Sebelumnya Kementerian Pekerjaan Umum dan Perumahan Rakyat (PUPR) sudah merilis kebijakan serupa untuk rumah MBR, tapi sampai sekarang beleid itu tidak berjalan di daerah. Daerahlah yang punya otoritas soal BPHTB, bukan pemerintah pusat.
Begitu pula retribusi dari aneka perizinan termasuk PBG (dulu IMB), merupakan sumber utama PAD. Khusus PBG nilai retribusinya bervariasi antar satu daerah dan daerah lain.
Tapi, secara rata-rata disebut developer sekitar Rp4-5 juta per unit rumah.
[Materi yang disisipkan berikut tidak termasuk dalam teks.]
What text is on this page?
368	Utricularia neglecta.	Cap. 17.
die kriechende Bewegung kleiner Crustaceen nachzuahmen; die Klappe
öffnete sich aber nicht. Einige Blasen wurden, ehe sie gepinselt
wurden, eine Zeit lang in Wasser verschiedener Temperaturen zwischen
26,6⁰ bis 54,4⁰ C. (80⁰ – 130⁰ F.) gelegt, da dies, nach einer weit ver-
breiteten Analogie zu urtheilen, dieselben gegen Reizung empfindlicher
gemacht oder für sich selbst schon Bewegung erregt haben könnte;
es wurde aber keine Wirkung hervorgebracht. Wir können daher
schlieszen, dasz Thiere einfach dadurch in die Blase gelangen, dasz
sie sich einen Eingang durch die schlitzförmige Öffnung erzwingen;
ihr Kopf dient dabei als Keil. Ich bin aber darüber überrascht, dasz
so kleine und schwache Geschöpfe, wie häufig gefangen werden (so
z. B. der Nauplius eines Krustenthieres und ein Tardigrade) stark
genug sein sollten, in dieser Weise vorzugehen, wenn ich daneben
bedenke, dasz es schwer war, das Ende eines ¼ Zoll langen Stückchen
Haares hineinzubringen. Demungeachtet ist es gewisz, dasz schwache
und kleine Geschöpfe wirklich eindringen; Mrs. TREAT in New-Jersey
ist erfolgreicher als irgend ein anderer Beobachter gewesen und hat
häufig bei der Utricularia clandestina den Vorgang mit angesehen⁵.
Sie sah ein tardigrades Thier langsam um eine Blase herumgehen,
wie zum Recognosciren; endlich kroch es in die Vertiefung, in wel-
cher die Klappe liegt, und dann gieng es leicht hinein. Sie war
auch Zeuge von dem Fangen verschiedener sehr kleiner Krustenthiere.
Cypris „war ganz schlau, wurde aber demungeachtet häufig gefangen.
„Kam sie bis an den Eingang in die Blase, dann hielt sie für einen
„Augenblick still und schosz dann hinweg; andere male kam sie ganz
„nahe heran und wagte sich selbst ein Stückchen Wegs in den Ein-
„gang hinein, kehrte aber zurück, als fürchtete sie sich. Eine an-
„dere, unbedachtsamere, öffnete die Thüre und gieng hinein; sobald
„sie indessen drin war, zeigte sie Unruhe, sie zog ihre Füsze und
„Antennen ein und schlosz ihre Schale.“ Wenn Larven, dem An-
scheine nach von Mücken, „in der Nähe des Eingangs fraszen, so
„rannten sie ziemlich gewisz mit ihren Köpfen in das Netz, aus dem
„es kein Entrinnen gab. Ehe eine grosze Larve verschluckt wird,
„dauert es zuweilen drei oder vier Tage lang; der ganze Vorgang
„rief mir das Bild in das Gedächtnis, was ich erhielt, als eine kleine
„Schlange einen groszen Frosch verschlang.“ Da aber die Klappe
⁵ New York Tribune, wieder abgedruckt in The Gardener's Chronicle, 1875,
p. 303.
Nah, yang ini kalau benar-benar bisa dihapus, memang bisa mengurangi harga jual rumah subsidi.
Masalahnya, kembali lagi, apa iya pemda mau menghapus retribusi PBG? Kalau mau, siapa yang menjamin tidak muncul lebih banyak biaya tidak resmi yang dipungut birokrasi di daerah untuk pengurusan PBG?
Baca juga: BPHTB dan PBG Rumah Subsidi Gratis!
Seorang pengurus asosiasi developer menyatakan, pungutan tidak resmi sudah lazim dalam pengurusan aneka perizinan, termasuk dalam pengembangan perumahan.
“Kalau restribusi (resmi) PBG dihapus, siapa yang jamin (biaya) yang tidak resmi juga akan hilang?” tanyanya. Kalau tetap ada biaya tidak resmi, apa iya harga rumah subsidi bisa diturunkan?
Mendagri menyatakan, SKB di atas akan diterapkan melalui penerbitan Peraturan Kepala Daerah (Perkada) di daerah masing-masing, dengan target rampung Desember 2024.